Why it happens
Some dogs experience genuine panic when isolated — a phobia of being alone, not misbehavior. Chewed doorframes, howling, and accidents are symptoms of distress, comparable to a human panic attack. Contributing factors include genetics, rehoming history, abrupt schedule changes (a household suddenly returning to the office), and scary events that happened while alone. Punishment is not only unfair — the 'guilty look' is appeasement to your anger, not evidence of guilt — it makes the anxiety worse.
The phased plan
- 1
Assess and suspend absences
Weeks 1–2Goal: Stop rehearsing panic
- Film your dog alone for 30 minutes: note when distress starts (pacing, whining, barking, drooling).
- That first-distress time is your baseline threshold — often shockingly short.
- Arrange coverage (daycare, sitter, family, taking the dog along) so the dog is never left beyond threshold during training.
- 2
Desensitize departures
Weeks 3–8Goal: Make leaving boring
- Practice sub-threshold absences daily: step out, return before distress starts — even if that means 10 seconds.
- Vary the picture: sometimes keys and coat, sometimes not, so departure cues stop predicting doom.
- Increase duration in irregular steps (3, 5, 4, 8, 6, 12 minutes) — not a straight ramp.
- 3
Build real absences
Months 2–4Goal: Reach useful durations
- Continue expanding with the camera running; the first 30 calm minutes are the hardest — durations often snowball after that.
- Keep departures and arrivals calm and undramatic.
- Hold a weekly review: only raise duration if the last week was consistently calm.
- 4
Maintain and protect
OngoingGoal: Keep the gains
- Avoid sudden schedule cliffs — ramp up alone time before life changes when you can.
- Keep occasional short practice absences even when things are good.
Common mistakes
- Punishing the destruction or accidents — it adds fear to panic and destroys trust.
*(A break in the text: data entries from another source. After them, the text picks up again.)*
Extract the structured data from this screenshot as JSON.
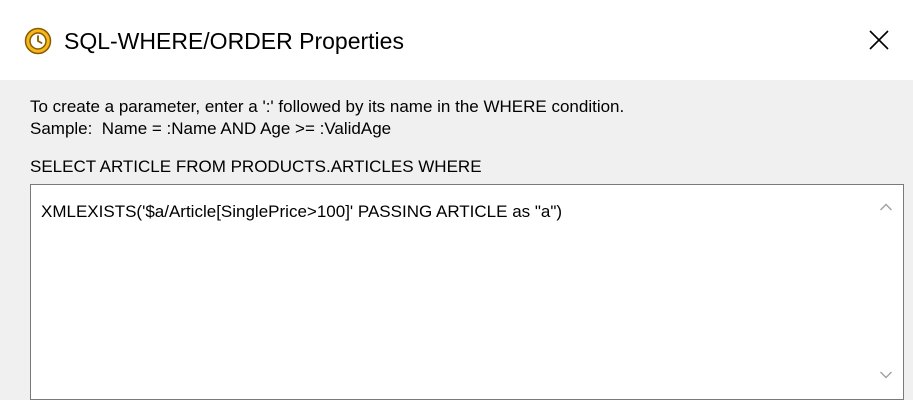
{
  "window": {
    "title": "SQL-WHERE/ORDER Properties"
  },
  "instructions": {
    "line1": "To create a parameter, enter a ':' followed by its name in the WHERE condition.",
    "line2": "Sample:  Name = :Name AND Age >= :ValidAge"
  },
  "query": {
    "label": "SELECT ARTICLE FROM PRODUCTS.ARTICLES WHERE",
    "condition": "XMLEXISTS('$a/Article[SinglePrice>100]' PASSING ARTICLE as \"a\")"
  },
  "icons": {
    "app": "alarm-clock-icon",
    "close": "close-icon",
    "scroll_up": "chevron-up-icon",
    "scroll_down": "chevron-down-icon"
  },
  "colors": {
    "app_icon_fill": "#f5b81c",
    "app_icon_stroke": "#8a5a00",
    "window_bg": "#f0f0f0",
    "titlebar_bg": "#ffffff",
    "editor_border": "#7a7a7a",
    "scroll_arrow": "#a0a0a0"
  }
}
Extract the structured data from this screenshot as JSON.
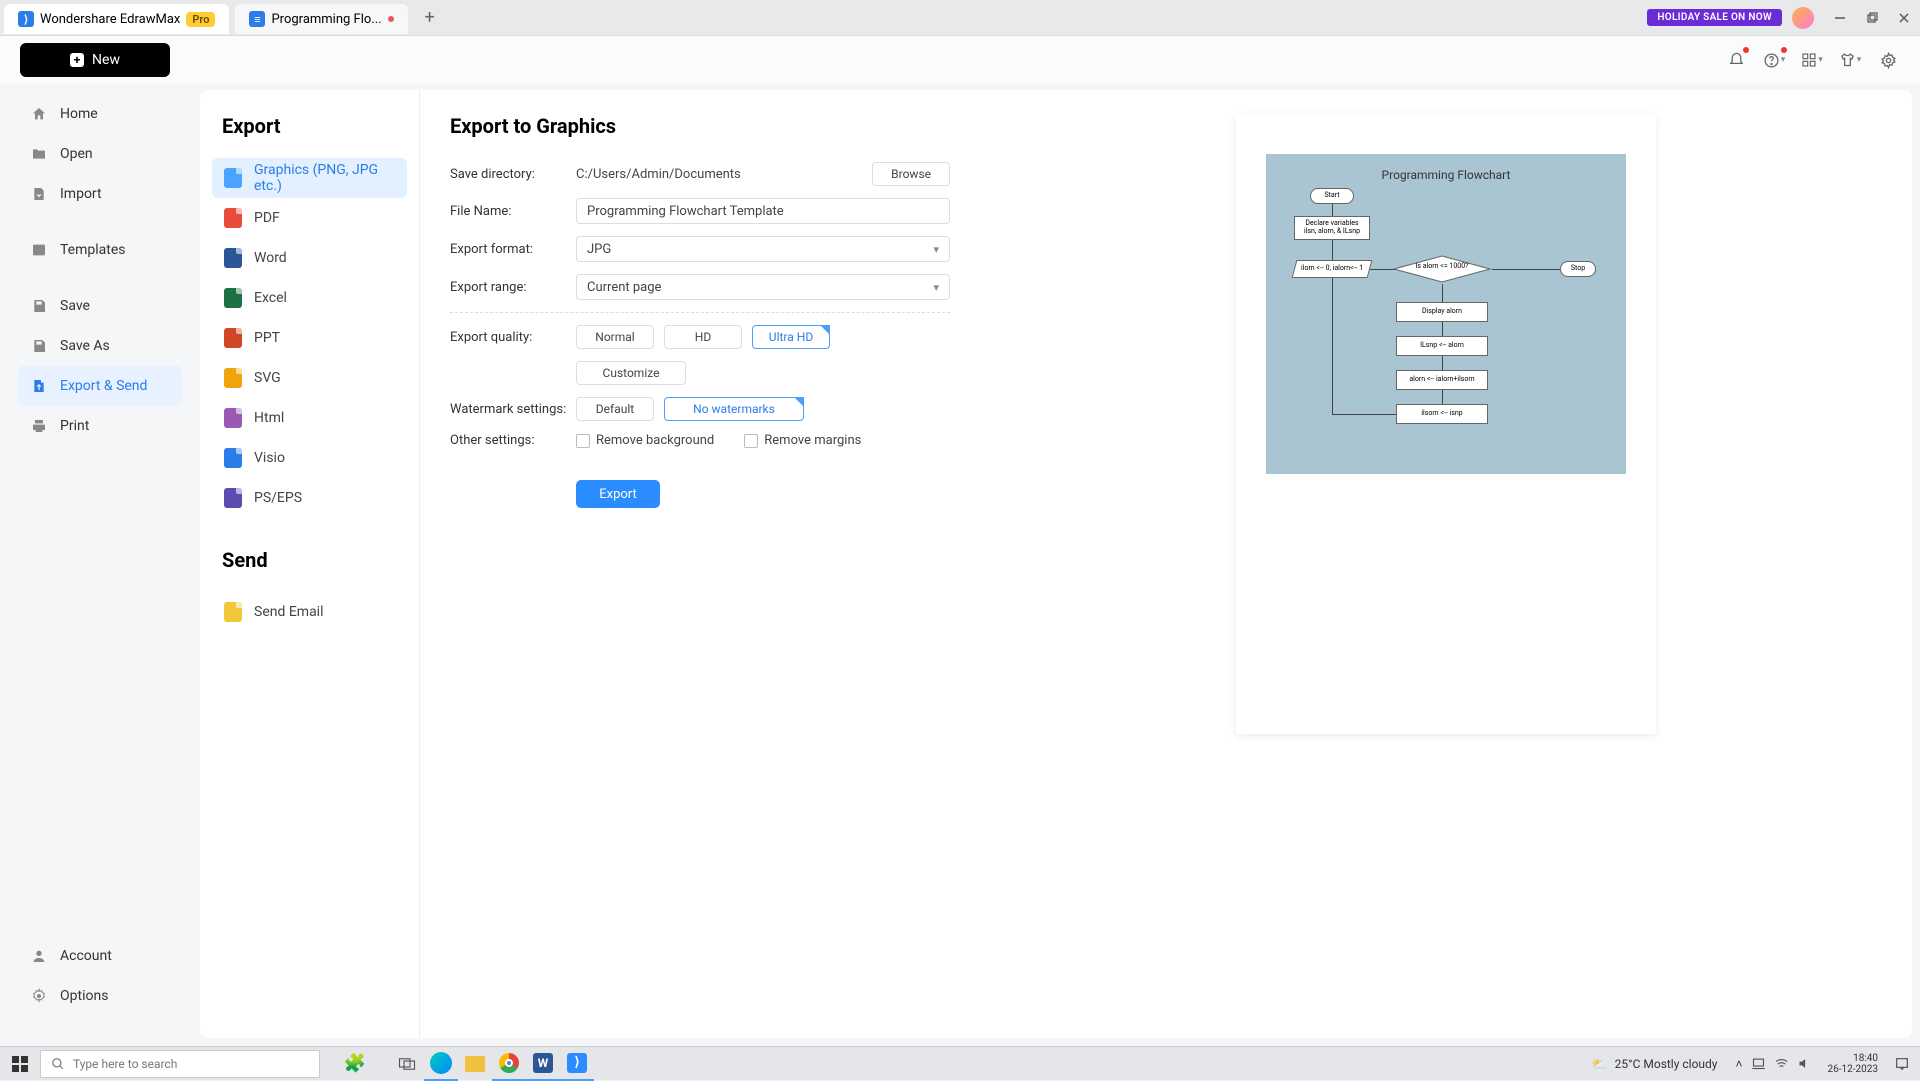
{
  "titlebar": {
    "tab1_label": "Wondershare EdrawMax",
    "pro_badge": "Pro",
    "tab2_label": "Programming Flo...",
    "promo": "HOLIDAY SALE ON NOW"
  },
  "toolbar": {
    "new_label": "New"
  },
  "sidebar": {
    "items": [
      {
        "label": "Home"
      },
      {
        "label": "Open"
      },
      {
        "label": "Import"
      },
      {
        "label": "Templates"
      },
      {
        "label": "Save"
      },
      {
        "label": "Save As"
      },
      {
        "label": "Export & Send"
      },
      {
        "label": "Print"
      },
      {
        "label": "Account"
      },
      {
        "label": "Options"
      }
    ]
  },
  "exportnav": {
    "title": "Export",
    "items": [
      {
        "label": "Graphics (PNG, JPG etc.)",
        "color": "#4aa3ff"
      },
      {
        "label": "PDF",
        "color": "#e74c3c"
      },
      {
        "label": "Word",
        "color": "#2b5797"
      },
      {
        "label": "Excel",
        "color": "#1e7145"
      },
      {
        "label": "PPT",
        "color": "#d24726"
      },
      {
        "label": "SVG",
        "color": "#f0a30a"
      },
      {
        "label": "Html",
        "color": "#9b59b6"
      },
      {
        "label": "Visio",
        "color": "#2b7de9"
      },
      {
        "label": "PS/EPS",
        "color": "#5b4db0"
      }
    ],
    "send_title": "Send",
    "send_item": "Send Email"
  },
  "settings": {
    "title": "Export to Graphics",
    "save_dir_lbl": "Save directory:",
    "save_dir_val": "C:/Users/Admin/Documents",
    "browse_btn": "Browse",
    "filename_lbl": "File Name:",
    "filename_val": "Programming Flowchart Template",
    "format_lbl": "Export format:",
    "format_val": "JPG",
    "range_lbl": "Export range:",
    "range_val": "Current page",
    "quality_lbl": "Export quality:",
    "quality_opts": [
      "Normal",
      "HD",
      "Ultra HD"
    ],
    "customize_btn": "Customize",
    "watermark_lbl": "Watermark settings:",
    "watermark_opts": [
      "Default",
      "No watermarks"
    ],
    "other_lbl": "Other settings:",
    "other_opts": [
      "Remove background",
      "Remove margins"
    ],
    "export_btn": "Export"
  },
  "preview": {
    "title": "Programming Flowchart",
    "start": "Start",
    "declare": "Declare variables ilsn, alorn, & ILsnp",
    "input": "ilorn <-- 0, ialorn<-- 1",
    "cond": "Is alorn <= 1000?",
    "stop": "Stop",
    "p1": "Display alorn",
    "p2": "ILsnp <-- alorn",
    "p3": "alorn <-- ialorn+ilsorn",
    "p4": "ilsorn <-- isnp"
  },
  "taskbar": {
    "search_placeholder": "Type here to search",
    "weather": "25°C  Mostly cloudy",
    "time": "18:40",
    "date": "26-12-2023"
  }
}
- "Letting them cry it out" — flooding a panicking dog typically makes the phobia worse.
- Relying on a stuffed Kong alone — food often goes uneaten by a truly panicking dog, and distress resumes when it's finished.
- Progressing on a fixed schedule instead of at the dog's pace.
When to see a professional
Separation anxiety is one of the strongest cases for professional help. If your dog injures themselves, breaks teeth or nails on crates or doors, or you cannot suspend absences, work with a certified separation anxiety trainer (CSAT) and talk to your vet — anti-anxiety medication is a legitimate, evidence-based part of treatment for many dogs.